Crucially, the program gives increased flexibility to instructors as well, allowing them to earn supplementary income by maintaining their preferred work schedules while fielding CNAonline's in-person components. “The hybrid, CNAonline program allows instructors to work full-time, part-time, or per-diem since the labs and clinical hours are structured and the classroom is online for the students," Rowe explained. “This affords the nurses the ability to work in other positions and only have to be available for the one day a week lab practice and the required clinical hours required by the regulatory body."
It Opens the Door
When CNAonline launched in 2016, it was ahead of its time. “A lot of states just would not allow online learning," nurse educator Julie Gdowski, author of the 8th edition of the AHCA's “How to be a Nurse Assistant" and curriculum development lead at Academic Platforms. It wasn't until the COVID-19 pandemic created a new market for remote learning platforms that many of these states changed gears. "As states are getting on board, we're seeing more and more that were originally like, 'No, we do not do online learning,' but now have adapted to that," she said.
That doesn't mean the program's implementation has been frictionless. Every state has its own regulatory framework for nurse training, with some more onerous than others. For organizations who wish to use the program, the licensing process requires a multi-step approach, in collaboration with the CNAonline team, tailored to their state's needs. "Meeting those additional requirements per state is challenging—trying to find each state's nuances and know what their requirements are," Gdowski said. For instance, providers need to receive approval for each facility they wish to use for the program's onsite components.
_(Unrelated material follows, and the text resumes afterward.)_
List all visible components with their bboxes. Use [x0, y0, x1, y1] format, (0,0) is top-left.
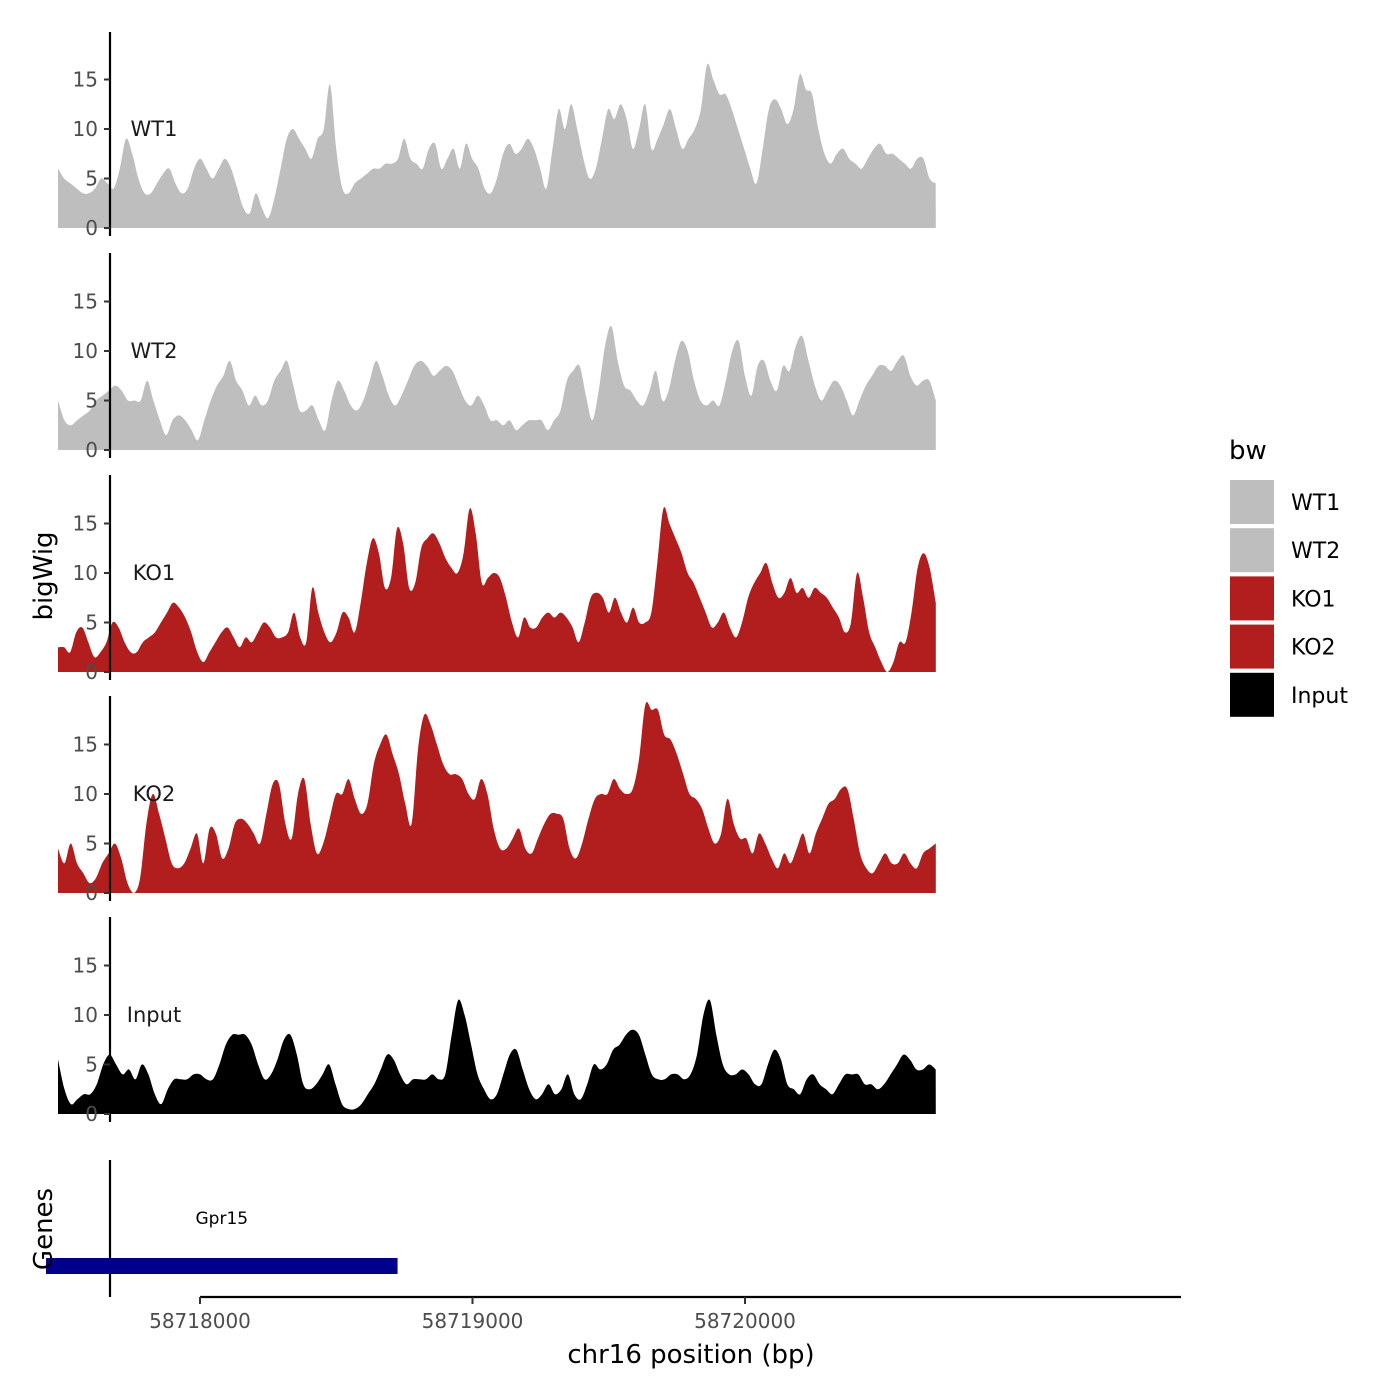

Attention to detail is key, as a single forgotten piece of paperwork can result in an application's denial. CNAonline works to make this process easier for prospective affiliates by creating application templates for each state, presenting to regulators when requested, and responding to their feedback in the development of each program. In Gdowski's view, the complexity of this patchwork points to the importance of legislative fixes to the workforce crisis: looser state-level eligibility requirements for onsite nurse educators, for instance, and an increase in state-approved testing vendors.
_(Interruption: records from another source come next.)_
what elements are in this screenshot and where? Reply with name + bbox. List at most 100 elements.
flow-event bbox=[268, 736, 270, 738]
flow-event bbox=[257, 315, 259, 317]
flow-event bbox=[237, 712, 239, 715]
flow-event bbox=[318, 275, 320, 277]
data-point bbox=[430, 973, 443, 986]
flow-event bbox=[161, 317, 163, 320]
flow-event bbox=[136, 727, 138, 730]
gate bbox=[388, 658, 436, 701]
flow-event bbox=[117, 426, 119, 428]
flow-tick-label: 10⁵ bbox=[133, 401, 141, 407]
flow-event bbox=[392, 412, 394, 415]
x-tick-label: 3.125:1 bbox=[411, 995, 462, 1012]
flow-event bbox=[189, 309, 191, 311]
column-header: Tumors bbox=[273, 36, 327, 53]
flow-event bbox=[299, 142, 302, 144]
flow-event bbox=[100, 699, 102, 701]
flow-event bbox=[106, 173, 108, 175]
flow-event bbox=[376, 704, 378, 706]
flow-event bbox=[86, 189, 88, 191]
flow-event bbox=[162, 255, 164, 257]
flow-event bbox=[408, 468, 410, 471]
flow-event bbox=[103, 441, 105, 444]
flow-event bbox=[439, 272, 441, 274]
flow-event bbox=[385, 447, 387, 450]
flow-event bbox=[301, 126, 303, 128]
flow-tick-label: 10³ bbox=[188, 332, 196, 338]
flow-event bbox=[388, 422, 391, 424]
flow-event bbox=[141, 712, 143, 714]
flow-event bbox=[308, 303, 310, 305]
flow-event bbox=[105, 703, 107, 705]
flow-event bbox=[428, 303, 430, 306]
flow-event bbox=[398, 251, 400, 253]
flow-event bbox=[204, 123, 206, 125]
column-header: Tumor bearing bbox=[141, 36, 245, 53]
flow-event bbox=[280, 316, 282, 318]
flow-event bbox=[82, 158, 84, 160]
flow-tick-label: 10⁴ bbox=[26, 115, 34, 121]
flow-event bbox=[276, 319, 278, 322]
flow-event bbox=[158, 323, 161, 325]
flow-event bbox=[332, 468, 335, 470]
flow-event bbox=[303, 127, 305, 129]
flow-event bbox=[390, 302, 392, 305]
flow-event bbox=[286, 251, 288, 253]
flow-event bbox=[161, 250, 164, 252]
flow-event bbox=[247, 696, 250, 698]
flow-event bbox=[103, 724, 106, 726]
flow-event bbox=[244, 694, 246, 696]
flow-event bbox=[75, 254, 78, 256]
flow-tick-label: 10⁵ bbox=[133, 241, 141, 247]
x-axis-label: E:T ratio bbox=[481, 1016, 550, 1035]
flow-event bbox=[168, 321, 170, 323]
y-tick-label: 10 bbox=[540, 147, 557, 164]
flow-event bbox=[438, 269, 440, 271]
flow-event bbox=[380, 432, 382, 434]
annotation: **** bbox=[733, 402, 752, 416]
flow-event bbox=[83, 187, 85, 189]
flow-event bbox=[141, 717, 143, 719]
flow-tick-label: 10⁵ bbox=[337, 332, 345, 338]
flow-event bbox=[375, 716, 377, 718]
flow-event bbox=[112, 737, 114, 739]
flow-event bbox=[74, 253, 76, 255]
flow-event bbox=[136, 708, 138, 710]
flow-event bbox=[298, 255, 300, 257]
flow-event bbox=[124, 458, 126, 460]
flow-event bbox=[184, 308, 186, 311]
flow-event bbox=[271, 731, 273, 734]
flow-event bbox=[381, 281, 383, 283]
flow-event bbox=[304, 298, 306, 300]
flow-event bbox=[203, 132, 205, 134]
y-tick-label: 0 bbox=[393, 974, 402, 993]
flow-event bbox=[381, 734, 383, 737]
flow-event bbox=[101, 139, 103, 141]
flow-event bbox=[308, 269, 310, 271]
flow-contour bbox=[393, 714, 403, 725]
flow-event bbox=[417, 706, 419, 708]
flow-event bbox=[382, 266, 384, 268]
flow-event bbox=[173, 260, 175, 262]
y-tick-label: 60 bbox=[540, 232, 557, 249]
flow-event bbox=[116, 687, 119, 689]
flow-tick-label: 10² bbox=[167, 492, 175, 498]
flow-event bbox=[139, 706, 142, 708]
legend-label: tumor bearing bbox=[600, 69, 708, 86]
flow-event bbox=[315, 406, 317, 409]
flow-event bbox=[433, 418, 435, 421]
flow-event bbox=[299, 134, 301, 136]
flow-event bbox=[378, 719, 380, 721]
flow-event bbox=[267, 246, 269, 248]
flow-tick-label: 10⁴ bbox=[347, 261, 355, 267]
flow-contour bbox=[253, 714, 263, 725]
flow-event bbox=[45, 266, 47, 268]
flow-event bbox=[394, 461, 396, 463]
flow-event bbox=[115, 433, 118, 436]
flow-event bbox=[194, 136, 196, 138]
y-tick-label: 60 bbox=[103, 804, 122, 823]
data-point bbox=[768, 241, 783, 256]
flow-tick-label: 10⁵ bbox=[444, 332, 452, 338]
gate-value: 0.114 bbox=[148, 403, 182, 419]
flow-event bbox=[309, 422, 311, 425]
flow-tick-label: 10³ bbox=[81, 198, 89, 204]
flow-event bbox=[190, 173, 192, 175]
“States decide who is going to be their testing vendor," she said. "There needs to be some policies on that as well that, maybe opening them up to more than just one testing vendor to get these students through to where they can test and work on the floor."
Asked what feedback she's received about the program, Gdowski echoed Rowe and Scott, pointing to its potential to solve providers' labor shortages. Not only does the program allow educators to spend more time on the floor, it helps knock down the nursing field's barriers to entry. "We have facilities that'll tell us that the online course allows us to broaden their workforce," Gdowski said. "It reaches students that typically would not be able to take the class—maybe single parents, people that are working full-time that are trying to get into the workforce in nursing. It opens the door for a lot of people that it didn't before."
Steve Manning is a journalist based in New York City.